Calculate width and height of a rectangle, given its diagonal and ratio
Suppose that the unknown width and height are $x$ and $y$, and you’re given a diagonal $d$ and a ratio $m:n$ of width to height. That ratio means that the width is $\frac{m}{n}$ times the height, so you know that $x=\frac{m}{n}y$. You get a second relationship between $x$ and $y$ from the Pythagorean theorem: $x$, $y$, and $d$ are the lengths of the two legs and the hypotenuse of a right triangle, so $x^2+y^2=d^2$.
Now substitute $\frac{m}{n}y$ for $x$ in this second equation to get $\displaystyle\left(\frac{m}{n}y\right)^2 + y^2 = d^2$. Simplifying this, you get in turn: $$\frac{m^2}{n^2}y^2 + y^2 = d^2,$$ $$\left(\frac{m^2}{n^2}+1\right)y^2 = d^2,$$ $$\left(\frac{m^2+n^2}{n^2}\right)y^2=d^2,$$ and $$(m^2+n^2)y^2=d^2n^2.$$ Finally, solve for $y$: $\displaystyle y^2 = \frac{d^2n^2}{m^2+n^2}$, so $y=\displaystyle\frac{dn}{\sqrt{m^2+n^2}}$.

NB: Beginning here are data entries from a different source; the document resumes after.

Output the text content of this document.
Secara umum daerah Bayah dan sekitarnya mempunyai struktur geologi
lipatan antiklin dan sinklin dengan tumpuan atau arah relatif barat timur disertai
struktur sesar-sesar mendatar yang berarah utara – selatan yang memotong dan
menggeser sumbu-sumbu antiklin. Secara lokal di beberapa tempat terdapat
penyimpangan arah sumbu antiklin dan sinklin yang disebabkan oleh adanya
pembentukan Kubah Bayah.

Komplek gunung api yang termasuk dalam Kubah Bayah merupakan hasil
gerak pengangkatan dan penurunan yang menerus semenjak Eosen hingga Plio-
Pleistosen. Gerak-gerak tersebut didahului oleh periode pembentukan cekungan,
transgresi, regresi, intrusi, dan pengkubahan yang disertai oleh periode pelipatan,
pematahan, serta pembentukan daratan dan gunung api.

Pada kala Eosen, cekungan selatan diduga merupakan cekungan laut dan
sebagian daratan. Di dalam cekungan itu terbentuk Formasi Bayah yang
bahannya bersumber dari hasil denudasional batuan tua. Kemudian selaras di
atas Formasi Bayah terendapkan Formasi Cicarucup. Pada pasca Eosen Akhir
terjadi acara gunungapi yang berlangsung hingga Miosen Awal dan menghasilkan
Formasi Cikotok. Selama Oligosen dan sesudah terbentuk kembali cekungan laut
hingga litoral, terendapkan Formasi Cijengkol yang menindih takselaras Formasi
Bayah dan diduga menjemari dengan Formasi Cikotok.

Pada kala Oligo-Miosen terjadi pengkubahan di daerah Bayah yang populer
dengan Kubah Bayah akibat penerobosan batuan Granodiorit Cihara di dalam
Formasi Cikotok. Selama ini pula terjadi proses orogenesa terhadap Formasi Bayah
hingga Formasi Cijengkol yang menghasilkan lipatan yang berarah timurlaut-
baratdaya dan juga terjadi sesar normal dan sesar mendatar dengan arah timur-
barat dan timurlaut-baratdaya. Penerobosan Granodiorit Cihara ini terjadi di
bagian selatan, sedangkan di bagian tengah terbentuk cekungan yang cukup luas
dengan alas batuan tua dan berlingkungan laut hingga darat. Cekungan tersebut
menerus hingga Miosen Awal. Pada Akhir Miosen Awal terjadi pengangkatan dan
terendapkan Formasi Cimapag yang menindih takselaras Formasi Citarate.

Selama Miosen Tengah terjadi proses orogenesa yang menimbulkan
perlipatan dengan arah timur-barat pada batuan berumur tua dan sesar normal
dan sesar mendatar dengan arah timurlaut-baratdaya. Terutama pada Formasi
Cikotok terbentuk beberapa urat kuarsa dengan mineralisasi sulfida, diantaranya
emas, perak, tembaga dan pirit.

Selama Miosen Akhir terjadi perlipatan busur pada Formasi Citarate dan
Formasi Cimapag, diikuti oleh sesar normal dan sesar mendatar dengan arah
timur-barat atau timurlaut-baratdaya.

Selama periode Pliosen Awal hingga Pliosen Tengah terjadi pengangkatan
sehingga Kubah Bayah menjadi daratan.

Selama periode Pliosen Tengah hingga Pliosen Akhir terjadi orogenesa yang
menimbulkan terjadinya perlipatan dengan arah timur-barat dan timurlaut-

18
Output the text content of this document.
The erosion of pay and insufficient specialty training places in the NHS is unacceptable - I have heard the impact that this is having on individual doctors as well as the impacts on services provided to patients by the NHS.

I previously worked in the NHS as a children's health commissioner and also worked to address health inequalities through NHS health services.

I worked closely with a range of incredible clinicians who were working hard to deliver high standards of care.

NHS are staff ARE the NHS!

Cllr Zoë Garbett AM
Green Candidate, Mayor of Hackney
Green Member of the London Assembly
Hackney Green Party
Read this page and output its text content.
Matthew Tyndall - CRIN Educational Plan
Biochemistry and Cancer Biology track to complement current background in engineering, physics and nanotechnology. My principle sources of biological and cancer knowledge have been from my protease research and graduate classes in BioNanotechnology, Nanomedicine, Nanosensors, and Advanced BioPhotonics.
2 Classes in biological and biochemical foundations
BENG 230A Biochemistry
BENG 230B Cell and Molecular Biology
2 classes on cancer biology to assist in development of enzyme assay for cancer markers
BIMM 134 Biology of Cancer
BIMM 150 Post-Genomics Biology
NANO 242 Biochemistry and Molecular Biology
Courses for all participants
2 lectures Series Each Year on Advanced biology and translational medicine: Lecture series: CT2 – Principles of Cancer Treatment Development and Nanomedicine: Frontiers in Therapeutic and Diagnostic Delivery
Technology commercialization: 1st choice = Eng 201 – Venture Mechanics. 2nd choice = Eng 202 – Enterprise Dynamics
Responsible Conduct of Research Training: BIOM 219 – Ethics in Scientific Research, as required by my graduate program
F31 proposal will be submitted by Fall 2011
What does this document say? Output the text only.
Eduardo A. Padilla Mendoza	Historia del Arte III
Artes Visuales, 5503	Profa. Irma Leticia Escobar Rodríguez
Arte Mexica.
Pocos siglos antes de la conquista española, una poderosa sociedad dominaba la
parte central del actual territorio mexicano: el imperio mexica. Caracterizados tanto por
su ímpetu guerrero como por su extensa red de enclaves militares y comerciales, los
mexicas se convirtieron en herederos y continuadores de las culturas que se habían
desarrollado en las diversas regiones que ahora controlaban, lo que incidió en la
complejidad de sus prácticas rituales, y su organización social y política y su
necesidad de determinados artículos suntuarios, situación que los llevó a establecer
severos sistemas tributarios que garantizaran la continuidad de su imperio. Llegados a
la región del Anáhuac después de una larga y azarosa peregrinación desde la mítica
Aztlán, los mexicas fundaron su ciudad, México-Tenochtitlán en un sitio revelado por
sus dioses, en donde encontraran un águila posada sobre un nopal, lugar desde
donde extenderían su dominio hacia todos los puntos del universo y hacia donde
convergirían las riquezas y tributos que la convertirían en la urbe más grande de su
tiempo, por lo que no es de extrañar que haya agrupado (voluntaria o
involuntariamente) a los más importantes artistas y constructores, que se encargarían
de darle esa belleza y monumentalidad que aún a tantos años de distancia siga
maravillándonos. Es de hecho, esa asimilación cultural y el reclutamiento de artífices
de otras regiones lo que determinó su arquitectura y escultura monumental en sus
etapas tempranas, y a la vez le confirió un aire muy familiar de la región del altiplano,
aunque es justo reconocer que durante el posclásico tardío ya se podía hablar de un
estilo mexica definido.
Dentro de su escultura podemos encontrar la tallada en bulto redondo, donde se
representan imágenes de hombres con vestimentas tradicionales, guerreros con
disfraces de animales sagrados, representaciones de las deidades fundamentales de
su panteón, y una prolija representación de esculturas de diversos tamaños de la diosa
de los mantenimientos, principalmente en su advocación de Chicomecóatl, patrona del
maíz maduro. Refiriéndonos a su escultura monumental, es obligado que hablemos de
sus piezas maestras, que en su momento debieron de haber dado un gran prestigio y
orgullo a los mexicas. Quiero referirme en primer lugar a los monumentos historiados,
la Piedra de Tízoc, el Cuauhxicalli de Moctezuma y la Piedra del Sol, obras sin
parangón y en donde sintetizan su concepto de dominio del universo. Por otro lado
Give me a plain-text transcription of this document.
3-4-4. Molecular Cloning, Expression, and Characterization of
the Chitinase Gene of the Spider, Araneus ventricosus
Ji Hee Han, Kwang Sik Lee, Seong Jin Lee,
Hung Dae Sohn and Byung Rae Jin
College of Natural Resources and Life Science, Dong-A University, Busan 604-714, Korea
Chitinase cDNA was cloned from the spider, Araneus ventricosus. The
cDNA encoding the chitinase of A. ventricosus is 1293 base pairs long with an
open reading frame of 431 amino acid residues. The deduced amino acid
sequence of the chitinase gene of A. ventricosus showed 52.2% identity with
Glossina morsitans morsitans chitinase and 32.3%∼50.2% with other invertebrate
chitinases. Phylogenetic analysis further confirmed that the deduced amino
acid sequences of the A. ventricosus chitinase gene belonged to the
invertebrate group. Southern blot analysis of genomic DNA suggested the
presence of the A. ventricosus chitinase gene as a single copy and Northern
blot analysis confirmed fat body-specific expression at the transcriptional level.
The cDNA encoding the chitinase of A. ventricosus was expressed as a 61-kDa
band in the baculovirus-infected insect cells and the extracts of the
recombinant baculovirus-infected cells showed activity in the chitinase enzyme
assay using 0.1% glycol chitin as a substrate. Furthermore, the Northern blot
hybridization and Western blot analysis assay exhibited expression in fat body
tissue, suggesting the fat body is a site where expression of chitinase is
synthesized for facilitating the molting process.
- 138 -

Once you have a numerical value for $y$, you can plug it into $x=\frac{m}{n}y$ to get a value for $x$.
(Or you can do that symbolically: $\displaystyle x=\frac{m}{n}\cdot \frac{dn}{\sqrt{m^2+n^2}} =$ $\displaystyle\frac{dm}{\sqrt{m^2+n^2}}$.)